The Four Loading Stages

  1. Metadata Loading (~100 tokens): At startup, Claude scans all available Skills and loads only the name and description from each SKILL.md frontmatter
  2. Skill Selection: Based on your request, Claude semantically matches the task to relevant Skill descriptions
  3. Full Instructions (<5,000 tokens): When Claude determines a Skill applies, it reads the full SKILL.md body
  4. Resource Loading: Additional files (reference.md, examples.md, scripts/) load only as needed

Why This Matters: Token Efficiency

Traditional system prompts consume tokens constantly, regardless of whether they are relevant to your current task. Skills are different:

  • Metadata scanning uses approximately 100 tokens regardless of how many Skills are available
  • Full SKILL.md content loads only when triggered
  • Scripts execute without loading into context (only output consumes tokens)
  • Reference files load on-demand, not upfront

Skill Discovery Flow

Here is how Claude decides when to use a Skill:

User Request
    |
    v
Metadata Scan (all Skills, ~100 tokens)
    |
    v
Semantic Matching (description vs. request)
    |
    v
Skill Triggered? ----No----> Normal Claude behavior
    |
   Yes
    v
Load SKILL.md body (<5K tokens)
    |
    v
Read additional files as needed
    |
    v
Execute bundled scripts if applicable
    |
    v
Complete task using Skill guidance

Where Skills Are Stored

Claude discovers Skills from multiple locations:

Location Purpose Scope
~/.config/claude/skills/ User-level Skills Personal use across projects
.claude/skills/ Project-level Skills Shared via version control
~/.claude/skills/ Alternative user location Personal Skills
Plugin marketplace Community/Official Skills Installable packages

Creating Your First Skill (Step-by-Step)

Let us create a simple Skill that helps generate professional greetings. This will demonstrate the core concepts without any coding.

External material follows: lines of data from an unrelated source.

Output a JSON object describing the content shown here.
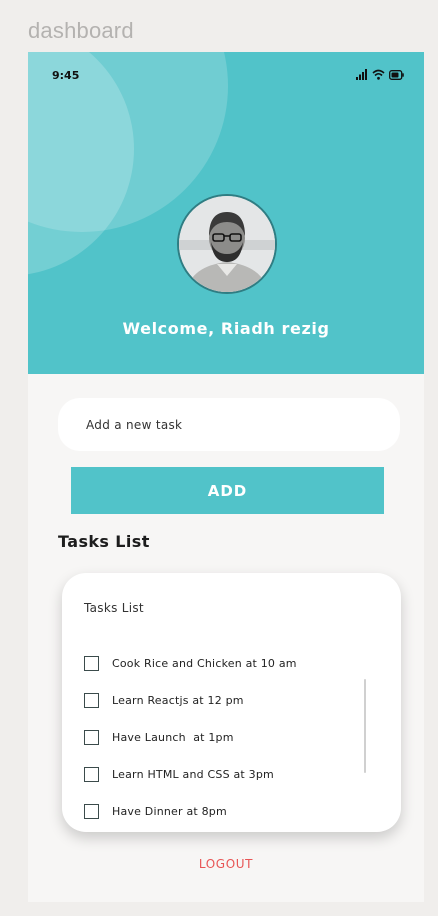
{
  "frame": {
    "label": "dashboard"
  },
  "status_bar": {
    "time": "9:45",
    "icons": [
      "signal-icon",
      "wifi-icon",
      "battery-icon"
    ]
  },
  "header": {
    "welcome": "Welcome, Riadh rezig",
    "colors": {
      "accent": "#51c3c9"
    }
  },
  "task_form": {
    "placeholder": "Add a new task",
    "value": "",
    "add_label": "ADD"
  },
  "tasks_section": {
    "title": "Tasks List",
    "card_title": "Tasks List",
    "items": [
      {
        "label": "Cook Rice and Chicken at 10 am",
        "checked": false
      },
      {
        "label": "Learn Reactjs at 12 pm",
        "checked": false
      },
      {
        "label": "Have Launch  at 1pm",
        "checked": false
      },
      {
        "label": "Learn HTML and CSS at 3pm",
        "checked": false
      },
      {
        "label": "Have Dinner at 8pm",
        "checked": false
      }
    ]
  },
  "footer": {
    "logout_label": "LOGOUT",
    "colors": {
      "logout": "#e85555"
    }
  }
}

Step 1: Create the Skill Directory

mkdir -p .claude/skills/greeting-generator

Step 2: Create SKILL.md with Required Frontmatter

Create a file named SKILL.md in your new directory:

---
name: greeting-generator
description: Generates personalized greetings for emails, messages, and announcements. Use when the user asks for help writing greetings, welcomes, or introductions.
---

# Greeting Generator

## Overview
This skill helps create warm, professional greetings for various contexts.

## Instructions
1. Identify the context (email, message, announcement)
2. Determine the tone (formal, casual, celebratory)
3. Include personalization when names are provided
4. Keep greetings concise but warm

## Examples

### Formal Email Greeting
"Dear [Name], I hope this message finds you well."

### Casual Team Message
"Hey team! Quick update for everyone..."

### Celebratory Announcement
"We're thrilled to announce..."

## Guidelines
- Match tone to context
- Use recipient's name when available
- Avoid overly generic phrases
- Consider cultural appropriateness

Step 3: Test the Skill

Simply ask Claude something that matches the Skill description:

"Help me write a greeting for a project kickoff email to the engineering team"

Claude will automatically discover and apply the greeting-generator Skill.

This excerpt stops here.